Ma belle est heureusement là pour que
j'en parle, mais je ne veux pas la saturer de mes problèmes, de peur
de la perdre. Je ne suis pas habitué à temps d'écoute et de
compréhension. Je me sens parfois perdu. Mon cœur et mes nerfs sont
à vif. J'oscille entre bien-être serein et bouffées d'angoisse. Le
premier est le fait de ma compagne, le second de mes problèmes matériels inhérents à ma vie passée. Le tout
n'est que le fruit de mon cerveau.
Ce grand huit psychiâtrique se
retrouve dans mes goût musicaux. J'ai du mal à écouter un album en
entier, hormis « The Art Of Self Defense » de High On
Fire et le live de Colour Haze, mais seulement une ou deux chansons
en boucle par disque. Comme cet enchaînement de « Gone Gone
Gone »- »Electric Land »- « Simple Man »
sur le « Live At Wembley » de Bad Company en 2010, exhumé
de ma collection.
Cet album est celui du renouveau. Il
est le premier que j'écoute en boucle avec une intensité et un
plaisir que je n'avais pas ressenti depuis bien longtemps. Il
correspond en fait au même plaisir que me procure ma moitié dans ma
nouvelle vie. Il est devenu la bande-son de ce soleil levant luisant
à l'horizon, encore teinté de ces scories de douleurs et
d'angoisses de ma vie passée. Ma vie retourne dans ma région
natale. J'ai déjà commencé mes cartons. Je veux reconstruire,
avancer, profiter de ma vie, celle de mon couple et celle de nos
enfants respectifs. Je viens d'avoir 35 ans, et je crois qu'il est
temps pour moi de profiter chaque instant et de ne plus perdre de
temps.
Mais tout cela nécessite que je me
batte encore. Car tout ce qui concerne ma vie passée n'est pas
réglé. Un épais tapis de mesquineries et de médiocrité m'attend
encore : la garde de ma fille et les emprunts contractés
reposant sur mes épaules seules continue de me miner régulièrement
le moral, malgré tout l'amour que je reçois.

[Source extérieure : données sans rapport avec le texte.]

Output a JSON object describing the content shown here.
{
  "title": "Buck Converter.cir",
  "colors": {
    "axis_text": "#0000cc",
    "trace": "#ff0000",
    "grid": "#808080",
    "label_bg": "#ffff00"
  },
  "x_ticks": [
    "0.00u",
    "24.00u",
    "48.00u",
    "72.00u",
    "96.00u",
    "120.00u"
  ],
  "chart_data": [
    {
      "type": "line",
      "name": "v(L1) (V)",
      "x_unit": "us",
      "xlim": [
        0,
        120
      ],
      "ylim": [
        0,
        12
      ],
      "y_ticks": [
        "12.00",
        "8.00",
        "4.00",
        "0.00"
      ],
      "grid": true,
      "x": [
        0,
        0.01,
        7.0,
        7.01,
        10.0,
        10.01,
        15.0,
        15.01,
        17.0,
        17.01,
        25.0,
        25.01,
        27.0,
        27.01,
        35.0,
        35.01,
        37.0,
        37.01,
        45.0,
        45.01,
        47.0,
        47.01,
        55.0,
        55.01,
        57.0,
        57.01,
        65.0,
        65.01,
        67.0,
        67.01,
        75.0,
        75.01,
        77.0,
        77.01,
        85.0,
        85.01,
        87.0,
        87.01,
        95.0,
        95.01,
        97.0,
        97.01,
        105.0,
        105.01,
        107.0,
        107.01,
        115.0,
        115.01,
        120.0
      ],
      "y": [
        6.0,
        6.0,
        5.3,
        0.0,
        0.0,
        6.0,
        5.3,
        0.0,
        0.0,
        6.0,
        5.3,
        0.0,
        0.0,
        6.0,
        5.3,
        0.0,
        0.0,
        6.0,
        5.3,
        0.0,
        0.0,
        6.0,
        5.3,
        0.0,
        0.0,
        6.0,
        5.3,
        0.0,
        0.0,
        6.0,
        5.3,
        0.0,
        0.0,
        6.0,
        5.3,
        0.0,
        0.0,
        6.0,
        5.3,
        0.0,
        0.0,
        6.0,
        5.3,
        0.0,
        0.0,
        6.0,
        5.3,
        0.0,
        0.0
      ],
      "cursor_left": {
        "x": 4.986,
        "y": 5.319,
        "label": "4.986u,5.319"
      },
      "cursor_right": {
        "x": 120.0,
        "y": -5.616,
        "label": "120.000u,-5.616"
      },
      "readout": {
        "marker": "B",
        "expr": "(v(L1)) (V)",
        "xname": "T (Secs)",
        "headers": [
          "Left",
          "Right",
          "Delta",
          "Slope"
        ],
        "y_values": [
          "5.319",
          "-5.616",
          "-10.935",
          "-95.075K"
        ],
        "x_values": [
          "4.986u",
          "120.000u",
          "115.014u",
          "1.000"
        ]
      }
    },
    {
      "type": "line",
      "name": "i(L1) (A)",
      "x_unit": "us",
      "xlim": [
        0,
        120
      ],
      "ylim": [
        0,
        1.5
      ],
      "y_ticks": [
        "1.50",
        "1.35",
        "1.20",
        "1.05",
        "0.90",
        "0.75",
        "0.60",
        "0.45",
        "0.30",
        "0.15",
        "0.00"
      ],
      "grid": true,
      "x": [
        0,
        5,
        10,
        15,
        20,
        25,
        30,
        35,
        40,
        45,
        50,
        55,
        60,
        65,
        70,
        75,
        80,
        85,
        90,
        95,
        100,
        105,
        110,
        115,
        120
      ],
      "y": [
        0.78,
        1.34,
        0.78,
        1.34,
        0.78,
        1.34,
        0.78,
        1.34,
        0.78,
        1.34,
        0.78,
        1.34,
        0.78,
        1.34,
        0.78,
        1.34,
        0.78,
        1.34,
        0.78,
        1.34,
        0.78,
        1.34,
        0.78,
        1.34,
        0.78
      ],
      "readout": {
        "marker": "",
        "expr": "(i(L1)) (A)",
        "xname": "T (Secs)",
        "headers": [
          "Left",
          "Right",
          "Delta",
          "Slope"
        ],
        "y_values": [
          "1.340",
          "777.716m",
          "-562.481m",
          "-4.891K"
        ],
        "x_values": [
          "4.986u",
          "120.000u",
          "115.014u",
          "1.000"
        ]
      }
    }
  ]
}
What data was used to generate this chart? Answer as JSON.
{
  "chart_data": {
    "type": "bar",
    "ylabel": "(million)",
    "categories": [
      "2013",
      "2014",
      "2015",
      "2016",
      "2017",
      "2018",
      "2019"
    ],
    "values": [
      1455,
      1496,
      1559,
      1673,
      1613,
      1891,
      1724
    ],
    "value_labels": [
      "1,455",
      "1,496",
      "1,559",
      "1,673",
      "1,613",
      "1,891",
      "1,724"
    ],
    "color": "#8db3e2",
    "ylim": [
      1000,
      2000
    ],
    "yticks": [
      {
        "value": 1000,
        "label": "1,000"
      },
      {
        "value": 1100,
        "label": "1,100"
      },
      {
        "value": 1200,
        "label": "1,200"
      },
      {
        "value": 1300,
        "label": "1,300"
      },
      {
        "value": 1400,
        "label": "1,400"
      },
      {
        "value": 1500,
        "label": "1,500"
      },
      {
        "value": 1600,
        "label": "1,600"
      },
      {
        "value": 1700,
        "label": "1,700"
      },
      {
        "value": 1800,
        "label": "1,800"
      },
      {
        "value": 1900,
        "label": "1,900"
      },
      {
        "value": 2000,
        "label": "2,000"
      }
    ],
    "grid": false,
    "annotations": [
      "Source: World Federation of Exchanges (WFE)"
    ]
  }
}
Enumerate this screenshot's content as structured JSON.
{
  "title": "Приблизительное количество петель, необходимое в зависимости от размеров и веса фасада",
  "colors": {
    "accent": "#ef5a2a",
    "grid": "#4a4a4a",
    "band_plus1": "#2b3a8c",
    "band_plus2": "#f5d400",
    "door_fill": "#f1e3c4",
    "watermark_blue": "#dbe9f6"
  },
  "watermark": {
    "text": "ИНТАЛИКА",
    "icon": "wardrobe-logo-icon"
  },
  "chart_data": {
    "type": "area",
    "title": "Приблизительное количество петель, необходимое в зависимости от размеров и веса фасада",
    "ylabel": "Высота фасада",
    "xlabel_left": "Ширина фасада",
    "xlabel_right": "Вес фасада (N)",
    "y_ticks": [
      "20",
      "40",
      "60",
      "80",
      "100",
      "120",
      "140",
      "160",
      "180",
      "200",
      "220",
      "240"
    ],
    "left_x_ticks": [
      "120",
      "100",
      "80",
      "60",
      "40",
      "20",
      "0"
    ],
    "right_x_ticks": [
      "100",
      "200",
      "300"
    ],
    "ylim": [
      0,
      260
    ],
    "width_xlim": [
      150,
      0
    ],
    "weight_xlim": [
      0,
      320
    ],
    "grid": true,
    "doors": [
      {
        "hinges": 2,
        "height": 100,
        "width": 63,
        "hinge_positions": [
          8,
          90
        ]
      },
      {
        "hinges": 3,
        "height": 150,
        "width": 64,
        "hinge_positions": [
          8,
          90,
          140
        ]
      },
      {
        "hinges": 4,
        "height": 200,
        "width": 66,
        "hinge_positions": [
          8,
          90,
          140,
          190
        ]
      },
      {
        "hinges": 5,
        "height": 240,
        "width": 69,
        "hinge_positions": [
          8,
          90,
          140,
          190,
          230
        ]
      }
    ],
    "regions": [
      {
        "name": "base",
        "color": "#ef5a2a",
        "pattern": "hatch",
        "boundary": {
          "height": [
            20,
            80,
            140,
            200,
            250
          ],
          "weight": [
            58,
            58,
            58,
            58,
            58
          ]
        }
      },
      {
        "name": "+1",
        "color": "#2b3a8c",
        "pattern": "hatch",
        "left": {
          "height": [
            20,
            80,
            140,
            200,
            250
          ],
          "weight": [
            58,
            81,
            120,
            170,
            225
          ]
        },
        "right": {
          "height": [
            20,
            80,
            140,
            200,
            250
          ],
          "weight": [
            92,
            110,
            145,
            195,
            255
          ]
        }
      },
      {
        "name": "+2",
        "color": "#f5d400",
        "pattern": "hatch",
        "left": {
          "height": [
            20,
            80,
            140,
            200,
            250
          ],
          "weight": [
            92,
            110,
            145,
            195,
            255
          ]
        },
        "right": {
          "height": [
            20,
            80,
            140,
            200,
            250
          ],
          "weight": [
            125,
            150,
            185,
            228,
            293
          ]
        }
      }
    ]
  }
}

J'ai tellement l'habitude d'être
seul. A tout supporter, à tout assumer, sans soutien, à ne subir
que des critiques. Ne restait pour moi que ma musique et mes textes.
Que personne de mon entourage ne lisait. Un jour mon père découvrit
ces articles. Et fut bouleversé. Mes tripes, mon âme étaient là,
à livre ouvert. C'était mon seul espace de liberté, où je me
sentais vraiment moi-même. Il voulut écouter les disques dont je
parlais. Comprendre. Nous sommes devenus de très bons amis. Il a
aussi perçu qu'il pouvait me parler et se confier comme il n'avait
jamais pu le faire depuis des décennies. Le temps est terrifiant. Il
balaie les souvenirs avec une violence inouïe. Je n'aime pas me
retourner. J'ai fait des erreurs, des choix malheureux. C'est la
vie, mais je préfère avancer et faire que ma vie présente et
future soit plus agréable. Alors revoir ces photos d'enfance, cette
sœur absente, l'exigence de parents dans le milieu enseignant
voulant des résultats scolaires.... Conformisme sociale, revanche
psychologique sur cette génération de grand-parents voulant du
concret et faisant peu cas du sentiment. Haines familiales, héritage
douloureux, rancoeurs.....
Aujourd'hui, je ne suis plus seul. Je
me sens aimé, je me sens quelqu'un. Même si parfois je doute, je ne
suis plus malheureux. Je suis comblé. Je reçois de l'amour et de
l'attention comme je n'en ai jamais reçu. Je suis parfois méfiant,
sur mes gardes. Je suis tellement maladroit avec tout cela. Je suis
un loup sur la défensive, un chien abandonné à qui l'on tend la
main. Il n'y a guère que celle de mon ange dans mes cheveux pour
m'apaiser. Son sourire, ses yeux verts, sa main effleurant la mienne.
Je crois que j'ai attendu ce moment toute ma vie. Et ce disque est la
bande-son de ma vie d'aujourd'hui, à la fois terriblement électrique
et intense émotionnellement parlant.
Ce qui me fit chavirer pour
ce disque est le premier titre et premier extrait de cet album :
« Electric Man ». L'écoute initiale fut une version live
sur le plateau du « Grand Journal ». Curieusement, la
version studio est plus puissante que son pendant live, ce qui est
pourtant souvent le contraire, surtout avec les productions modernes.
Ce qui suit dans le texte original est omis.